Cela fait longtemps que je suis instinctivement convaincu'e de la puissance du soin, de l’amour et de la bienveillance radicale. J’ai la joie d’observer que mes présomptions ont une contenance, une matérialité, que je peux vraiment me permettre de leur donner du crédit parce qu'elles produisent du réel : elles sont génératives, pour le meilleur. Aussi, je suis d’autant plus persuadé'e que nos croyances et notre aptitude à développer des imaginaires participent à la création de la réalité.

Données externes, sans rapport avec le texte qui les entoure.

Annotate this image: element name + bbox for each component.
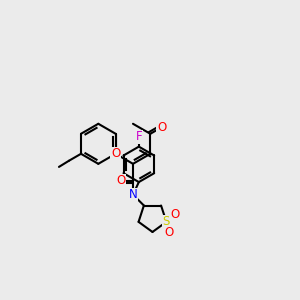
Text: O: O: [164, 226, 173, 239]
Text: O: O: [111, 147, 120, 160]
Text: F: F: [136, 130, 142, 143]
Text: N: N: [129, 188, 137, 201]
Text: O: O: [170, 208, 179, 221]
Text: S: S: [163, 215, 170, 228]
Text: O: O: [157, 121, 166, 134]
Text: O: O: [116, 174, 125, 187]
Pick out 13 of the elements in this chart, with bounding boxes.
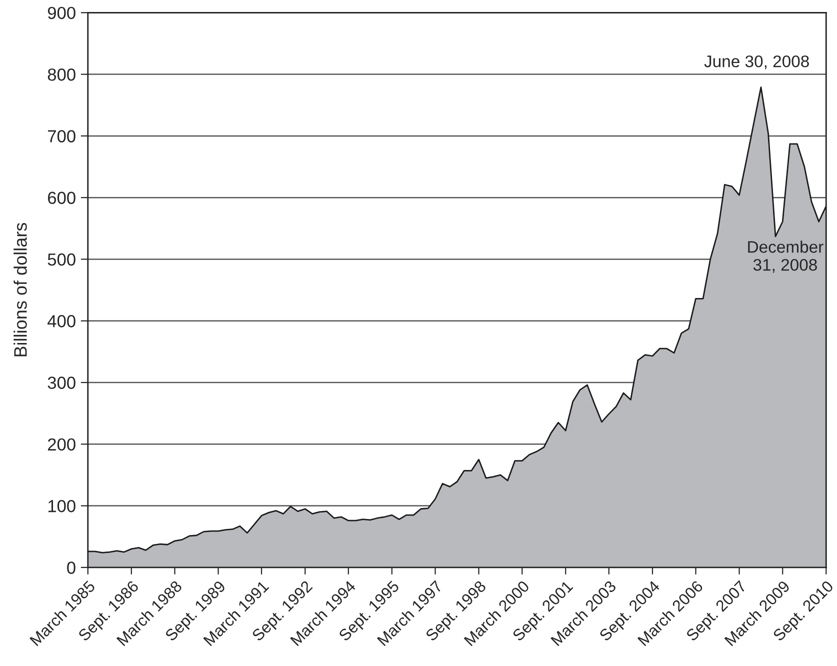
y-tick-label: 100 [48, 500, 76, 512]
y-tick-label: 600 [48, 192, 76, 204]
y-tick-label: 900 [48, 6, 76, 20]
annotation: June 30, 2008 [704, 55, 809, 70]
y-tick-label: 700 [48, 130, 76, 142]
y-tick-label: 200 [48, 438, 76, 451]
annotation: December 31, 2008 [748, 240, 824, 273]
y-tick-label: 800 [48, 68, 76, 81]
y-tick-label: 500 [48, 253, 76, 266]
y-tick-label: 400 [48, 315, 76, 328]
y-tick-label: 300 [48, 376, 76, 389]
y-axis-title: Billions of dollars [14, 222, 27, 356]
y-tick-label: 0 [67, 562, 76, 574]
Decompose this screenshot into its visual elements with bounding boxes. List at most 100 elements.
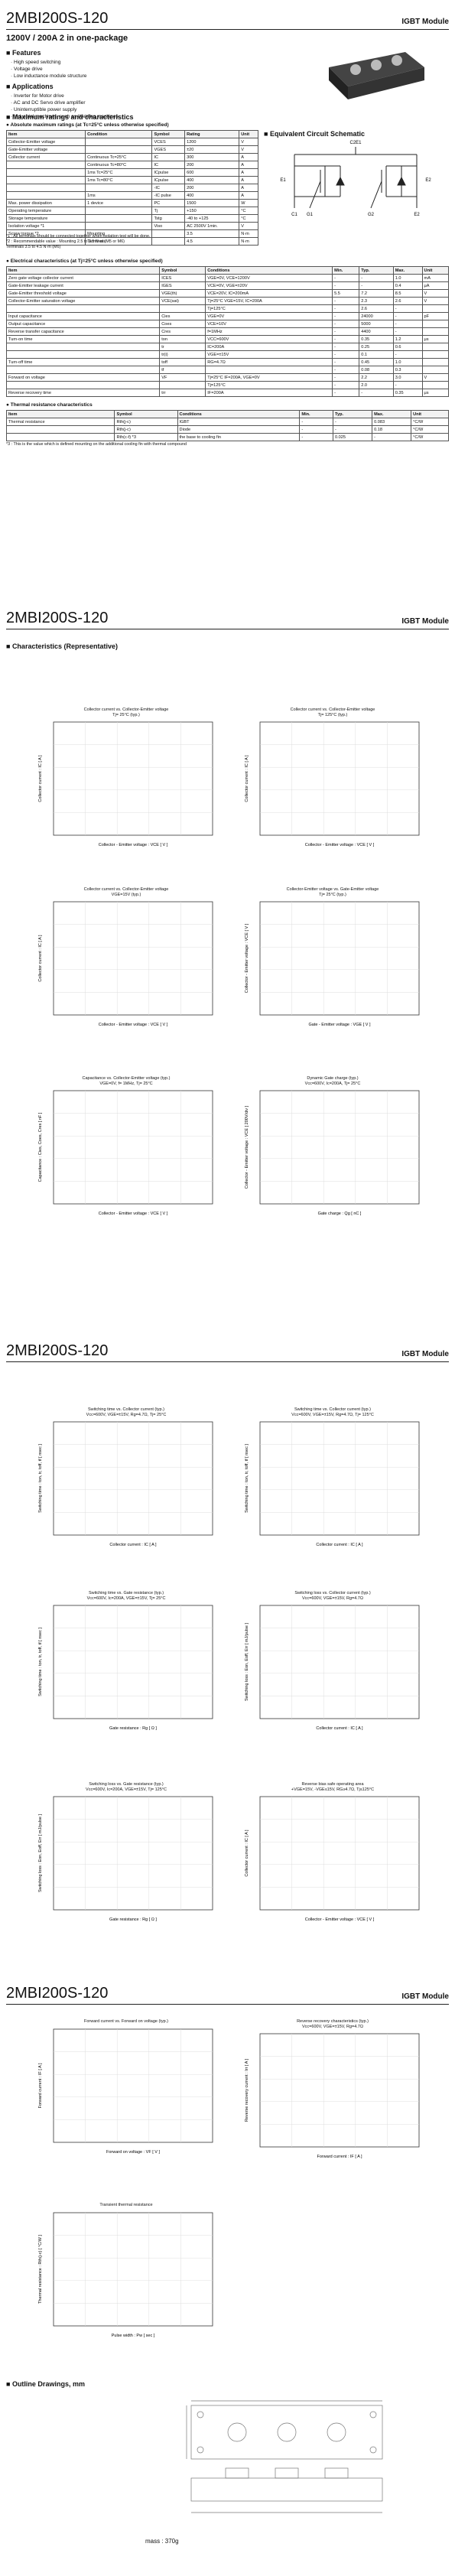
table-cell xyxy=(85,207,153,215)
plot-frame xyxy=(259,1605,420,1719)
chart-conditions: Tj= 125°C (typ.) xyxy=(317,712,348,717)
table-cell: tf xyxy=(159,366,206,374)
table-cell: Gate-Emitter voltage xyxy=(5,145,86,154)
table-cell: 600 xyxy=(184,168,240,177)
column-header: Typ. xyxy=(359,266,394,275)
chart-title: Reverse recovery characteristics (typ.) xyxy=(297,2019,369,2024)
plot-frame xyxy=(53,2212,213,2326)
page-header: 2MBI200S-120 IGBT Module xyxy=(6,606,449,629)
table-cell xyxy=(205,366,333,374)
chart-plot: Pulse width : Pw [ sec ] Thermal resistan… xyxy=(38,2212,213,2338)
chart-plot: Gate resistance : Rg [ Ω ] Switching time… xyxy=(38,1605,213,1731)
table-cell: 1ms Tc=80°C xyxy=(85,176,153,184)
table-cell: 2.6 xyxy=(359,304,394,313)
x-axis-label: Gate resistance : Rg [ Ω ] xyxy=(109,1917,157,1922)
table-row: Rth(j-c) Diode - -0.18 °C/W xyxy=(5,425,449,434)
thermal-table: Item Symbol Conditions Min. Typ. Max. Unit Ther… xyxy=(5,410,449,441)
table-cell: tr(i) xyxy=(159,350,206,359)
table-cell: °C xyxy=(239,207,258,215)
table-cell xyxy=(5,184,86,192)
table-cell xyxy=(421,343,450,351)
column-header: Unit xyxy=(411,410,449,418)
table-cell: - xyxy=(332,281,360,290)
table-cell: 1.2 xyxy=(392,335,423,343)
y-axis-label: Switching time : ton, tr, toff, tf [ nse… xyxy=(38,1444,43,1513)
table-cell xyxy=(421,320,450,328)
table-cell: 24000 xyxy=(359,312,394,320)
chart-conditions: Vcc=600V, VGE=±15V, Rg=4.7Ω, Tj= 125°C xyxy=(291,1412,374,1417)
chart: Switching loss vs. Collector current (ty… xyxy=(237,1591,428,1744)
chart-title: Collector-Emitter voltage vs. Gate-Emitt… xyxy=(286,887,379,892)
table-cell: 1 device xyxy=(85,199,153,207)
plot-frame xyxy=(259,901,420,1016)
chart-title: Switching loss vs. Gate resistance (typ.… xyxy=(89,1782,164,1787)
applications-item: AC and DC Servo drive amplifier xyxy=(11,99,119,106)
table-cell: Tj xyxy=(151,207,186,215)
table-cell: VCE(sat) xyxy=(159,297,206,305)
column-header: Min. xyxy=(299,410,333,418)
y-axis-label: Forward current : IF [ A ] xyxy=(38,2063,43,2108)
applications-item: Uninterruptible power supply xyxy=(11,106,119,113)
table-row: Rth(c-f) *3 the base to cooling fin -0.025… xyxy=(5,433,449,441)
chart-conditions: Vcc=600V, VGE=±15V, Rg=4.7Ω, Tj= 25°C xyxy=(86,1412,167,1417)
header-row: Item Symbol Conditions Min. Typ. Max. Unit xyxy=(5,266,450,275)
table-cell: -IC pulse xyxy=(151,191,186,200)
table-cell: 2.0 xyxy=(359,381,394,389)
max-ratings-table: Item Condition Symbol Rating Unit Collector-E… xyxy=(5,130,258,246)
table-cell: Output capacitance xyxy=(5,320,161,328)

En d'autres termes : nous avons besoin de nourrir de nouveaux mythes, de fabriquer de nouvelles histoires -cette fois pro-sociales et non pas anti-sociales, comme le sont les histoires de la pénalité, de la stigmatisation, du contrôle et de l'exclusion-. Je choisis donc de continuer de croire en l’amour -l’amour radical- et toujours, de réfléchir et expérimenter autour des multiples formes que cette expression peut prendre. Je suis encore bien davantage assuré'e qu’il ne s’agit pas là d’une question de sentimentalisme niais, ce dont il s'agit est éminemment politique, c'est très sérieux et complètement d'utilité publique. Ça parle de Nous, ça nous concerne directement, en tant que vivants parmi le vivant, dans un monde abîmé.